AWS Solutions use two buckets: a bucket for global access to templates, which is accessed via HTTPS, and regional buckets for access to assets within the region, such as Lambda code. You will need:

  • One global bucket that is access via the http end point. AWS CloudFormation templates are stored here. Ex. "mybucket"
  • One regional bucket for each region where you plan to deploy using the name of the global bucket as the root, and suffixed with the region name. Ex. "mybucket-us-east-1"
  • Your buckets should be encrypted and disallow public access

Build the solution

From the deployment folder in your cloned repo, run build-s3-dist.sh, passing the root name of your bucket (ex. mybucket), name of the solution i.e. aws-innovation-sandbox and the version you are building (ex. v1.3.3). We recommend using a similar version based on the version downloaded from GitHub (ex. GitHub: v1.3.3, your build: v1.3.3.mybuild)

chmod +x build-s3-dist.sh
build-s3-dist.sh <bucketname> aws-innovation-sandbox <version>

Upload to your buckets

Upload the InnovationSandbox.template to your global bucket.

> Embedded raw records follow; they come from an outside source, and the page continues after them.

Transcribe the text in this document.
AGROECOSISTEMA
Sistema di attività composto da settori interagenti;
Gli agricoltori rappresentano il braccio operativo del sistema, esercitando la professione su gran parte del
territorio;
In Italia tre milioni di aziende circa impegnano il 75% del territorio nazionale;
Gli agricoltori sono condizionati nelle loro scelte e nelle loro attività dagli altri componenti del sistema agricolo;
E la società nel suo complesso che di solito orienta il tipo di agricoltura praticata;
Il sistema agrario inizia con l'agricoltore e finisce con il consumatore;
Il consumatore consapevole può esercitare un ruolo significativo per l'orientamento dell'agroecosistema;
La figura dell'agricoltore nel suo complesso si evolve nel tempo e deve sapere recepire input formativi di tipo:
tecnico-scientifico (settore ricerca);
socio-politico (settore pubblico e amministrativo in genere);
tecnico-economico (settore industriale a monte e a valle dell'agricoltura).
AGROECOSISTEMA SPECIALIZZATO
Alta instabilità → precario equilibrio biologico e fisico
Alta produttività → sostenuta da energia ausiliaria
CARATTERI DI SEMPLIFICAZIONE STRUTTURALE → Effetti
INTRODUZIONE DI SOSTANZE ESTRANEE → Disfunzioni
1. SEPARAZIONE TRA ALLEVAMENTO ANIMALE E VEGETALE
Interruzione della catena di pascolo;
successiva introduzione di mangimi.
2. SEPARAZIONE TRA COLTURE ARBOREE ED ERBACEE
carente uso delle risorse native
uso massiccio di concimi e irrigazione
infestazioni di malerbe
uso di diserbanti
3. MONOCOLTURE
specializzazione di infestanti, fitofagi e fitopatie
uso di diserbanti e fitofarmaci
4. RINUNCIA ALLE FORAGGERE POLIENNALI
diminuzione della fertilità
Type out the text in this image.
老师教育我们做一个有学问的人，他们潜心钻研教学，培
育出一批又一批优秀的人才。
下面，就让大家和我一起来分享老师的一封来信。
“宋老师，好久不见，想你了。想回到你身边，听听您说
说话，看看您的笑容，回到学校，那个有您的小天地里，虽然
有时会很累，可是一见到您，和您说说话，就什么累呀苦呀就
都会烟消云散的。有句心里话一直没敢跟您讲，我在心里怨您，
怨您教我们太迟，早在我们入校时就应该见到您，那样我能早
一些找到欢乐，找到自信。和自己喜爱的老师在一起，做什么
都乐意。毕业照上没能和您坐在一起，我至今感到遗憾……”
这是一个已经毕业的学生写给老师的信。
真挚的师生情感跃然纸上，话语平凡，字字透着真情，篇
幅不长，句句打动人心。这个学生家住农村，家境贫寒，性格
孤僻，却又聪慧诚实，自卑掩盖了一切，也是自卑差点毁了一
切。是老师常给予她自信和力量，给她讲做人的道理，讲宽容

Upload the files listed below to your regional bucket in the following pattern:

s3://mybucket-us-east-1/aws-innovation-sandbox/v1.3.3/<file name> (lambda Code)

InnovationSandboxManagementAccount.ts InnovationSandboxSbxAccount.ts InnovationSandboxTransitGatewaySetup.ts innovation_sbx_guardrails_scp.json innovation_sbx_network_controls_scp.json InnovationSandbox.zip

Deploy

See the AWS Instance Scheduler Implementation Guide for deployment instructions, using the link to the instance-scheduler.template from your bucket, rather than the one for AWS Solutions.

CDK Documentation

AWS Innovation Sandbox templates are generated using AWS CDK, for further information on CDK please refer to the documentation


Copyright 2020 Amazon.com, Inc. or its affiliates. All Rights Reserved.

Licensed under the Apache License Version 2.0 (the "License"). You may not use this file except in compliance with the License. A copy of the License is located at

http://www.apache.org/licenses/

or in the "license" file accompanying this file. This file is distributed on an "AS IS" BASIS, WITHOUT WARRANTIES OR CONDITIONS OF ANY KIND, express or implied. See the License for the specific language governing permissions and limitations under the License.